MONTHLY ARCHIVES: February 2009
As you know by now Ridgecrest Summer Camps has taken a step forward in partnering with you the parent as you invest in your children, point them to Jesus, and love them as they grow up in a difficult time. “This generation of parents is the first to face the challenge of helping our children make the most of their virtual space while keeping them safe in it. If you’re still getting your footing in virtual parenting, don’t worry. InternetSafety.com has the following tips to help ensure that your child’s online experience remains positive.” We don’t claim to have all the answers here at Ridgecrest Summer Camps, but we do want to help point you to some of the knowledgeable professionals regarding these touchy issues. Here are some suggestions as you protect your family online…

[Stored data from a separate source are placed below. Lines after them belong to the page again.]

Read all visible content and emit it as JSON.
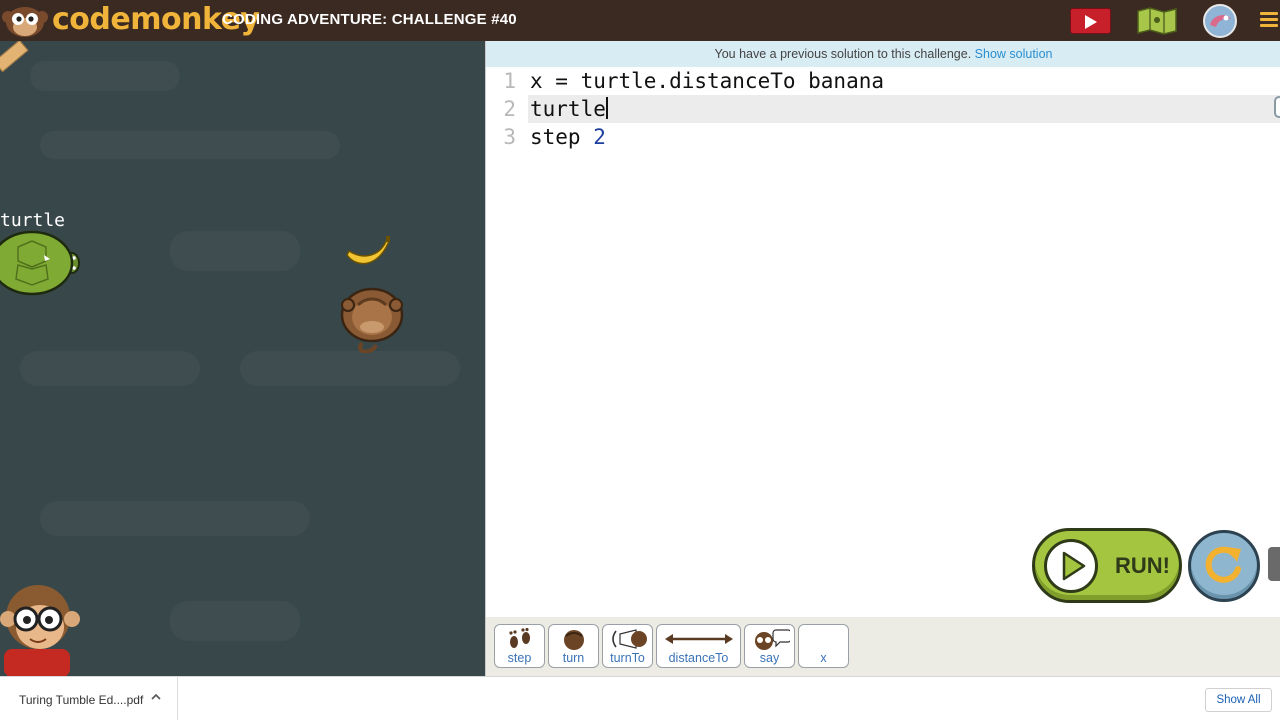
{
  "header": {
    "logo_text": "codemonkey",
    "challenge_title": "CODING ADVENTURE: CHALLENGE #40",
    "icons": [
      "youtube-play-icon",
      "map-icon",
      "avatar-icon",
      "menu-icon"
    ]
  },
  "game": {
    "turtle_label": "turtle"
  },
  "editor": {
    "notice_text": "You have a previous solution to this challenge. ",
    "notice_link": "Show solution",
    "lines": [
      {
        "number": "1",
        "text": "x = turtle.distanceTo banana"
      },
      {
        "number": "2",
        "text": "turtle"
      },
      {
        "number": "3",
        "text_before": "step ",
        "number_literal": "2"
      }
    ],
    "run_label": "RUN!"
  },
  "palette": {
    "commands": [
      "step",
      "turn",
      "turnTo",
      "distanceTo",
      "say",
      "x"
    ]
  },
  "downloads": {
    "file_name": "Turing Tumble Ed....pdf",
    "show_all": "Show All"
  },
  "colors": {
    "topbar": "#3b2a22",
    "logo": "#f0b43a",
    "game_bg": "#38474a",
    "run_green": "#a4c540",
    "link_blue": "#2a8fd1"
  }
}
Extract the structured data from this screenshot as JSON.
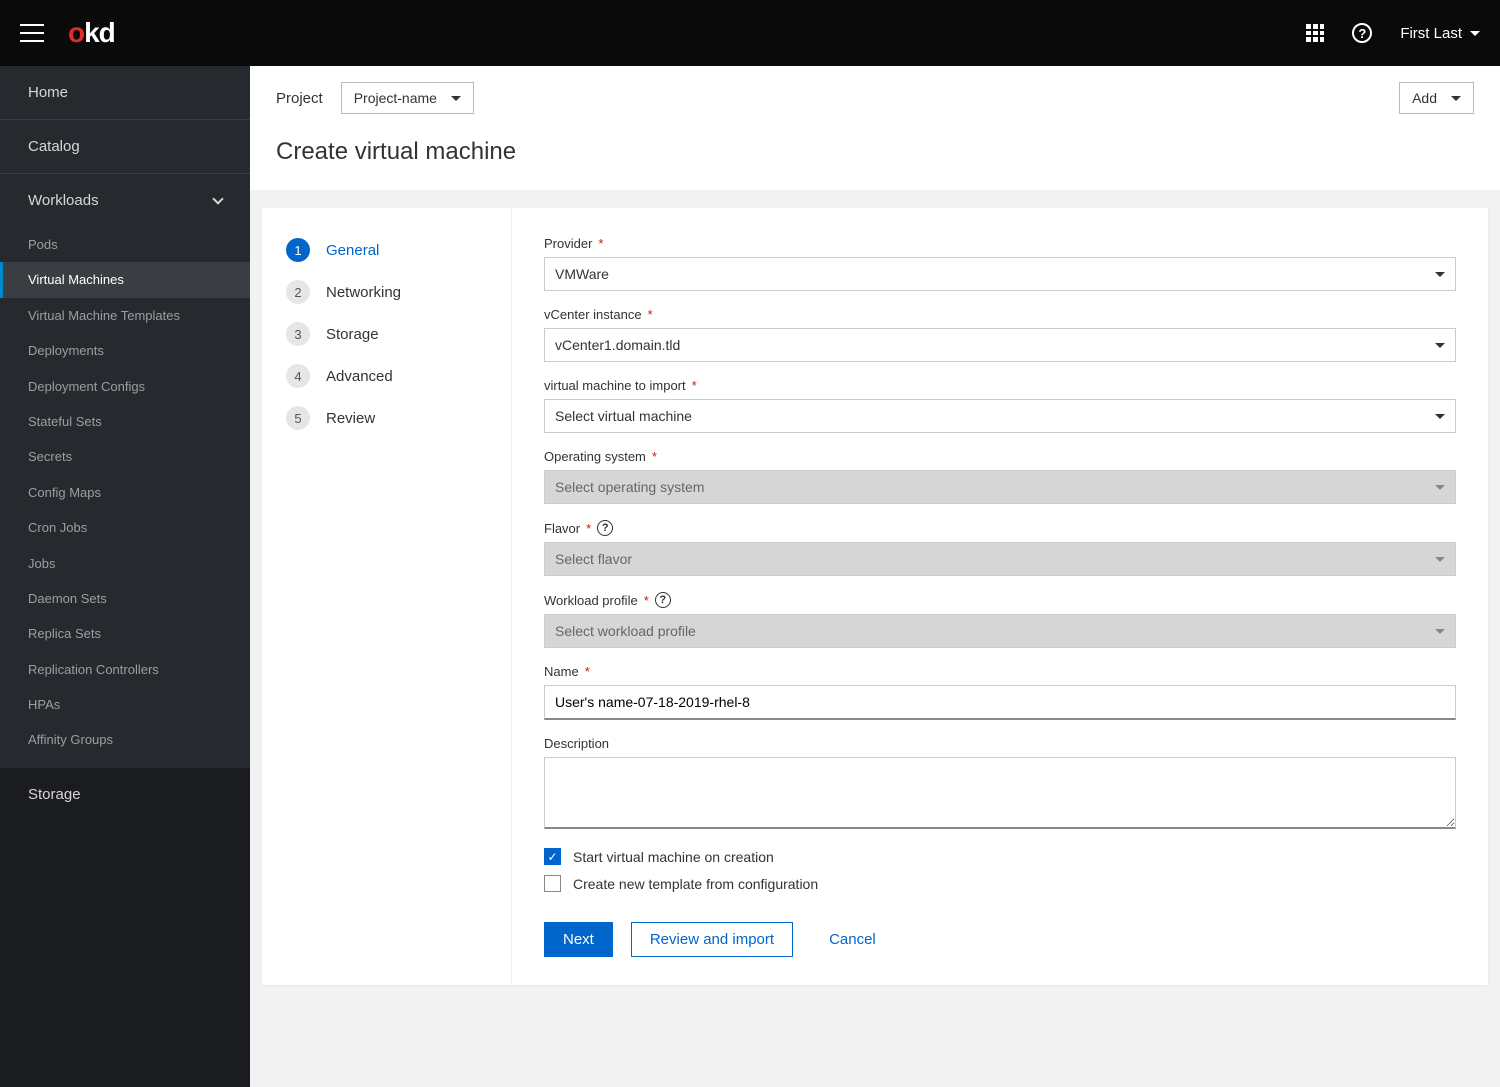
{
  "topbar": {
    "user_name": "First Last"
  },
  "sidebar": {
    "home": "Home",
    "catalog": "Catalog",
    "workloads": "Workloads",
    "storage": "Storage",
    "items": [
      "Pods",
      "Virtual Machines",
      "Virtual Machine Templates",
      "Deployments",
      "Deployment Configs",
      "Stateful Sets",
      "Secrets",
      "Config Maps",
      "Cron Jobs",
      "Jobs",
      "Daemon Sets",
      "Replica Sets",
      "Replication Controllers",
      "HPAs",
      "Affinity Groups"
    ]
  },
  "header": {
    "project_label": "Project",
    "project_value": "Project-name",
    "add_label": "Add",
    "title": "Create virtual machine"
  },
  "wizard": {
    "steps": [
      "General",
      "Networking",
      "Storage",
      "Advanced",
      "Review"
    ]
  },
  "form": {
    "provider": {
      "label": "Provider",
      "value": "VMWare"
    },
    "vcenter": {
      "label": "vCenter instance",
      "value": "vCenter1.domain.tld"
    },
    "import_vm": {
      "label": "virtual machine to import",
      "value": "Select virtual machine"
    },
    "os": {
      "label": "Operating system",
      "value": "Select operating system"
    },
    "flavor": {
      "label": "Flavor",
      "value": "Select flavor"
    },
    "workload": {
      "label": "Workload profile",
      "value": "Select workload profile"
    },
    "name": {
      "label": "Name",
      "value": "User's name-07-18-2019-rhel-8"
    },
    "description": {
      "label": "Description",
      "value": ""
    },
    "start_vm": "Start virtual machine on creation",
    "create_template": "Create new template from configuration",
    "btn_next": "Next",
    "btn_review": "Review and import",
    "btn_cancel": "Cancel"
  }
}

1. Become a net-savvy parent
The best safeguard against online dangers is being informed. Jump in and learn the basics of the Internet—read articles, take a class, and talk to other parents. A good place to start is www.websitebuilders.com. You don’t have to be an expert to have a handle on your child’s online world.
2. “Chat” with your kids
Develop an open dialogue so that you can talk with your kids about the benefits and dangers of the Internet. Cultivate an interest in their online activities—their favorite Web sites, online games, and interests. And don’t be afraid to ask your children who they are talking to online and what they are talking about.
3. Agree on a game plan
Use the InternetSafety.com Gameplan™ to formally agree on your family’s guidelines for using the Internet. Post them near the family computer as a reminder. Ensure that your kids know to never share personal information on the Internet and that they should tell you about any online activity or contact that makes them uncomfortable.
4. Protect your computer
Take advantage of the software that exists to help parents manage their children’s computer experience. In only a few minutes, parental control software like Safe Eyes can block inappropriate websites, restrict the amount of time that your kids use the Internet and monitor their Instant Messenger chats to protect against predators.
5. Explore the Internet as a family
With a game plan and a protected computer, you can now encourage your family to take advantage of all that the Internet has to offer. Take a genuine interest in what your kids are doing and stay engaged with them online.